Making Peace with a New Face
What does your face show? As I look at photos of myself recently, I do see aging. And not in a negative way. After almost 40 years, I am starting to see a woman who is coming together, and standing in a lot of victory. But still has a long way to go.
As I am looking into how I am going to say goodbye to my only child in August (as she leaves for college), it's evident to me that it will be another milestone that I confidently will find victory in. I doubt myself-that I can't live without her. Hey, you try getting a kid at 19 or 20, you'll see the bond is so deep there aren't words to describe it. I've built my adult life around this child, around motherhood. The last 20 years.

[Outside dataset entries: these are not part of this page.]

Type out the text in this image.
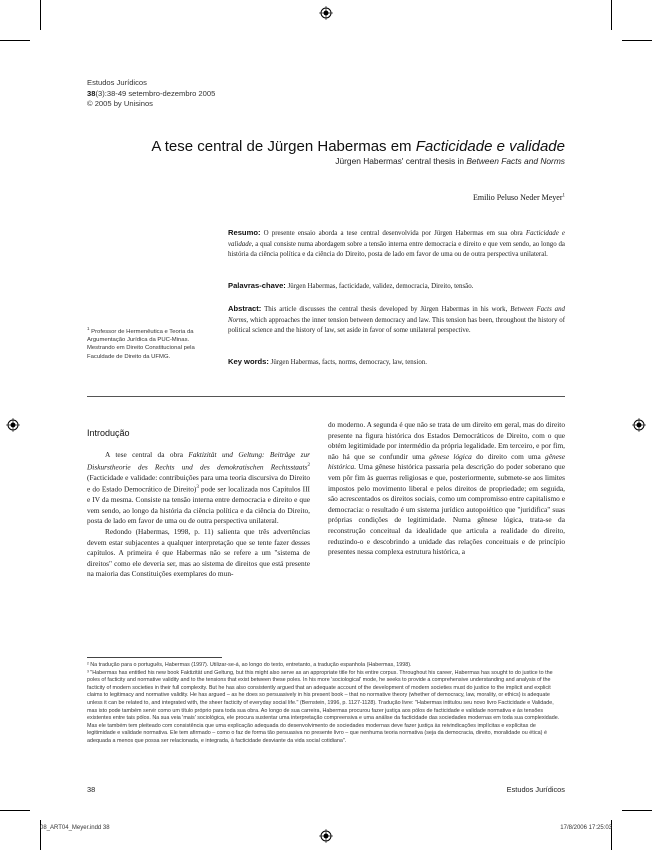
Estudos Jurídicos
38(3):38-49 setembro-dezembro 2005
© 2005 by Unisinos
A tese central de Jürgen Habermas em Facticidade e validade
Jürgen Habermas' central thesis in Between Facts and Norms
Emilio Peluso Neder Meyer$^1$
Resumo: O presente ensaio aborda a tese central desenvolvida por Jürgen Habermas em sua obra Facticidade e validade, a qual consiste numa abordagem sobre a tensão interna entre democracia e direito e que vem sendo, ao longo da história da ciência política e da ciência do Direito, posta de lado em favor de uma ou de outra perspectiva unilateral.
Palavras-chave: Jürgen Habermas, facticidade, validez, democracia, Direito, tensão.
Abstract: This article discusses the central thesis developed by Jürgen Habermas in his work, Between Facts and Norms, which approaches the inner tension between democracy and law. This tension has been, throughout the history of political science and the history of law, set aside in favor of some unilateral perspective.
Key words: Jürgen Habermas, facts, norms, democracy, law, tension.
$^1$ Professor de Hermenêutica e Teoria da Argumentação Jurídica da PUC-Minas. Mestrando em Direito Constitucional pela Faculdade de Direito da UFMG.
Introdução

A tese central da obra Faktizität und Geltung: Beiträge zur Diskurstheorie des Rechts und des demokratischen Rechtsstaats$^2$ (Facticidade e validade: contribuições para uma teoria discursiva do Direito e do Estado Democrático de Direito)$^3$ pode ser localizada nos Capítulos III e IV da mesma. Consiste na tensão interna entre democracia e direito e que vem sendo, ao longo da história da ciência política e da ciência do Direito, posta de lado em favor de uma ou de outra perspectiva unilateral.

Redondo (Habermas, 1998, p. 11) salienta que três advertências devem estar subjacentes a qualquer interpretação que se tente fazer desses capítulos. A primeira é que Habermas não se refere a um "sistema de direitos" como ele deveria ser, mas ao sistema de direitos que está presente na maioria das Constituições exemplares do mun-

do moderno. A segunda é que não se trata de um direito em geral, mas do direito presente na figura histórica dos Estados Democráticos de Direito, com o que obtém legitimidade por intermédio da própria legalidade. Em terceiro, e por fim, não há que se confundir uma gênese lógica do direito com uma gênese histórica. Uma gênese histórica passaria pela descrição do poder soberano que vem pôr fim às guerras religiosas e que, posteriormente, submete-se aos limites impostos pelo movimento liberal e pelos direitos de propriedade; em seguida, são acrescentados os direitos sociais, como um compromisso entre capitalismo e democracia: o resultado é um sistema jurídico autopoiético que "juridifica" suas próprias condições de legitimidade. Numa gênese lógica, trata-se da reconstrução conceitual da idealidade que articula a realidade do direito, reduzindo-o e descobrindo a unidade das relações conceituais e de princípio presentes nessa complexa estrutura histórica, a

² Na tradução para o português, Habermas (1997). Utilizar-se-á, ao longo do texto, entretanto, a tradução espanhola (Habermas, 1998).

³ "Habermas has entitled his new book Faktizität und Geltung, but this might also serve as an appropriate title for his entire corpus. Throughout his career, Habermas has sought to do justice to the poles of facticity and normative validity and to the tensions that exist between these poles. In his more 'sociological' mode, he seeks to provide a comprehensive understanding and analysis of the facticity of modern societies in their full complexity. But he has also consistently argued that an adequate account of the development of modern societies must do justice to the implicit and explicit claims to legitimacy and normative validity. He has argued – as he does so persuasively in his present book – that no normative theory (whether of democracy, law, morality, or ethics) is adequate unless it can be related to, and integrated with, the sheer facticity of everyday social life." (Bernstein, 1996, p. 1127-1128). Tradução livre: "Habermas intitulou seu novo livro Facticidade e Validade, mas isto pode também servir como um título próprio para toda sua obra. Ao longo de sua carreira, Habermas procurou fazer justiça aos pólos de facticidade e validade normativa e às tensões existentes entre tais pólos. Na sua veia 'mais' sociológica, ele procura sustentar uma interpretação compreensiva e uma análise da facticidade das sociedades modernas em toda sua complexidade. Mas ele também tem pleiteado com consistência que uma explicação adequada do desenvolvimento de sociedades modernas deve fazer justiça às reivindicações implícitas e explícitas de legitimidade e validade normativa. Ele tem afirmado – como o faz de forma tão persuasiva no presente livro – que nenhuma teoria normativa (seja da democracia, direito, moralidade ou ética) é adequada a menos que possa ser relacionada, e integrada, à facticidade desviante da vida social cotidiana".

38	Estudos Jurídicos
08_ART04_Meyer.indd 38	17/8/2006 17:25:03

But back to being victorious as a woman. What have you found victory in? I know as years to come I inevitably will age even more, and faster. And I will then, with God at my side, see more victory. Our faces hold so much--sadness, joy, pain, distress, confusion, happiness, laughter, despair, excitement, fright, relief, and so much more. My face has experienced all of those and a million others.
There is satisfaction in seeing how I'm aging in the last year or two. I look at a girl, who has been so broken and down and out for many many years, and who has faced so much hardship and difficulty. But then I found my prince, and then was broken again for years. I see triumph in the trials I've faced, persevering through an illness that has fought to keep me down for years. I've had happiness, joy and severe pain. I'm constantly moving to my hearts beat. Always wanting to dig deeper, find the meaning, and grow in wisdom. I put my all in everything I do, and in all my relationships because I know that that is where life is found and where we feel complete and connected. Only to be burned. But who hasn't? We have all lost, loved, and started over. I feel like I'll be starting over in less than 4 months.
I am happy and feel peace that as I go forth with this new life waiting for me in the next 6 months, that I can confidently post of photo of myself on FB, or on my blog-- and my daughter will know that I think I am beautiful. And you're beautiful. That I stand in victory over much and more to come. To tell your child that you are finally to a place where you have self acceptance is probably your greatest gift to her.
What victories does your face show? Are you seeing aging, but embracing it? Can you tell your son or daughter that you think you are beautiful and that you accept yourself? Flaws, perfect imperfections and all?